One common argument against new housing in urban areas is that new housing equals densification, and dense places are less affordable. For example, pro-sprawl commentator Wendell Cox writes that “There is a strong correlation between urban density and housing affordability, such that affordability is better where urban densities are lower.”
Cox has a point in this respect: some of the nation’s densest cities (most notably New York, Boston and San Francisco) are among the most expensive.
But if correlation and causation were the same thing, we would find that as cities grew less dense, housing became cheaper. But as Cox himself has argued, most American regions (and many other large cities around the world) have grown less dense over time. If sprawl means more affordability, where are the big savings?
For example, even though New York City as a whole has grown over the decades, most of that growth occurred in the outer boroughs. Manhattan’s population declined from 2.3 million in 1910 to just under 1.7 million in 2020, while the rest of the city grew from 2.4 million to 6.1 million. But as Manhattan grew less dense, its rents kept growing. Sale prices rose from $8 per square foot (or about $230 in today’s dollars) to $1142 today, and average rents grew from $40 per month (roughly $1200 in modern dollars) to over $3500 today. If sprawl led to lower rents, Manhattan rents would have gone down. Where are the big savings? Where?
So how do I explain the correlation between density and housing costs? First, higher housing costs may actually cause higher densities under some circumstances.
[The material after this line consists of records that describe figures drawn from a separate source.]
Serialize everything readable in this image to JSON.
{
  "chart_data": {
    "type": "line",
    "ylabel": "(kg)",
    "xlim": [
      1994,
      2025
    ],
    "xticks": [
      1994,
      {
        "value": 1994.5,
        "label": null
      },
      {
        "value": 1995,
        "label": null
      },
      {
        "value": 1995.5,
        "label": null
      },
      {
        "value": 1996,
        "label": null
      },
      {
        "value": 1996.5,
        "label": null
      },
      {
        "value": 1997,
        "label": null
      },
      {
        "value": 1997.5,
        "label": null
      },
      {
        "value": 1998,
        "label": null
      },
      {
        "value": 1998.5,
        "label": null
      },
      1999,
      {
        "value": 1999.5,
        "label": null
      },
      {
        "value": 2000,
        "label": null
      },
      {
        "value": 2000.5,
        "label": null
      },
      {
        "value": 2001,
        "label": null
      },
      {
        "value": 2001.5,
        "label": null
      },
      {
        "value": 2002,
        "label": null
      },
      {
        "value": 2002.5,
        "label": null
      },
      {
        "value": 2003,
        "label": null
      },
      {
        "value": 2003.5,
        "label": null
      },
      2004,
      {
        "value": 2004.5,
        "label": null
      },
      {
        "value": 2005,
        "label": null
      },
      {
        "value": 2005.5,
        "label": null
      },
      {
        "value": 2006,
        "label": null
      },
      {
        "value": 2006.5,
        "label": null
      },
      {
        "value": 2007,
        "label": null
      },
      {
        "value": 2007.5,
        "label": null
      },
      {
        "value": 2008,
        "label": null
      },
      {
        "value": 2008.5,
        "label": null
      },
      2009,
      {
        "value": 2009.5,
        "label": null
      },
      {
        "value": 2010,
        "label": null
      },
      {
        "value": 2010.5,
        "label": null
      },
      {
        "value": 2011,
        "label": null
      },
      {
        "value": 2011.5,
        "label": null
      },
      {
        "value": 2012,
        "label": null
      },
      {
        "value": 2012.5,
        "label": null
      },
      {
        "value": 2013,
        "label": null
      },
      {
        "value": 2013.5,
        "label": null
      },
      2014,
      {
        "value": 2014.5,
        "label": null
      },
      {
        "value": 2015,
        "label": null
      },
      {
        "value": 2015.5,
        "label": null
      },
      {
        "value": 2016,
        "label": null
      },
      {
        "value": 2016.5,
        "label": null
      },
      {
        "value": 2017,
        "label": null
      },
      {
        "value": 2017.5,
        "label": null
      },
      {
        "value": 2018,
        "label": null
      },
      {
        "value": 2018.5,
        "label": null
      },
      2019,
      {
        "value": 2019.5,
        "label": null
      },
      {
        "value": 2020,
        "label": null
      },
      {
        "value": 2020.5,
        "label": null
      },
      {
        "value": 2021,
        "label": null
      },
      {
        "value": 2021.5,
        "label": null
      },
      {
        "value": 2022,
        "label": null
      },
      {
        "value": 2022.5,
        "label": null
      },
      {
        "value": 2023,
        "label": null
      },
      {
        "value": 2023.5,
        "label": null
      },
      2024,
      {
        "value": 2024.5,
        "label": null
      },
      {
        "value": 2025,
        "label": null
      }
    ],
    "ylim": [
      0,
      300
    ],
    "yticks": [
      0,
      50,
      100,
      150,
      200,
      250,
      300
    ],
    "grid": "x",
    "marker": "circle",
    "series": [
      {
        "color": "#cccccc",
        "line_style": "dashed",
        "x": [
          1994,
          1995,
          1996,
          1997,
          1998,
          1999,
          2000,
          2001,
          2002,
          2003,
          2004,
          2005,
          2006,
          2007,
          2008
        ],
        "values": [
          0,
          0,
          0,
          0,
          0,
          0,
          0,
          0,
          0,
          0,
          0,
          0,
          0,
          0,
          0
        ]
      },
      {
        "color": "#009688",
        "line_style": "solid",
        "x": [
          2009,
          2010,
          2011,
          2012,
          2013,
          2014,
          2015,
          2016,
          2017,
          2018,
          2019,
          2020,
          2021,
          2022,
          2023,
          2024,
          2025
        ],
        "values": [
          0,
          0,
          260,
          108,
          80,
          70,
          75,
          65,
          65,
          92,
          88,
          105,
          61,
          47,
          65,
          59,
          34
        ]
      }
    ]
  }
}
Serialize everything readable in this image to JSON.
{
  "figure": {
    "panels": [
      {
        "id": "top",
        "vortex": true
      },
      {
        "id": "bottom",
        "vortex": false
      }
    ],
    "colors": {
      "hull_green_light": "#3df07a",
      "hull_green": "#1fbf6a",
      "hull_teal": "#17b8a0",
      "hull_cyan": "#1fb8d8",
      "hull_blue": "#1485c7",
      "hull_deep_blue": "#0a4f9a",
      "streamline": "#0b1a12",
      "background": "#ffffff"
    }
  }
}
If land and housing are expensive, some people may be willing to settle for less of it: people who might otherwise prefer big houses buy or rent smaller ones in expensive cities, and people who might other prefer big apartments settle for smaller ones. (On the other hand, this effect is at least partially canceled out by people who choose to move to less expensive places).
Second, high rents reflect the law of supply and demand, and the most dense big cities (at least in the U.S.) have not added as much housing supply in recent years as some not-so-dense cities. The most expensive U.S. regions are notorious for being stingy with building permits, while cities that have added lots of new housing are less expensive.
Although not all regions with dense cities are expensive,* it might be more politically difficult to add new housing in a dense city where almost any tract of land has neighbors who might fear new development. And because dense cities have less vacant land, building new housing might require tearing down existing structures, which could be costly or politically controversial.
*In particular, New York, San Francisco and Boston are the most dense major cities in the US, and are extremely expensive. On the other hand, Chicago (the fourth most dense city with over 500,000 residents) and Philadelphia (the fifth most dense) are far less expensive.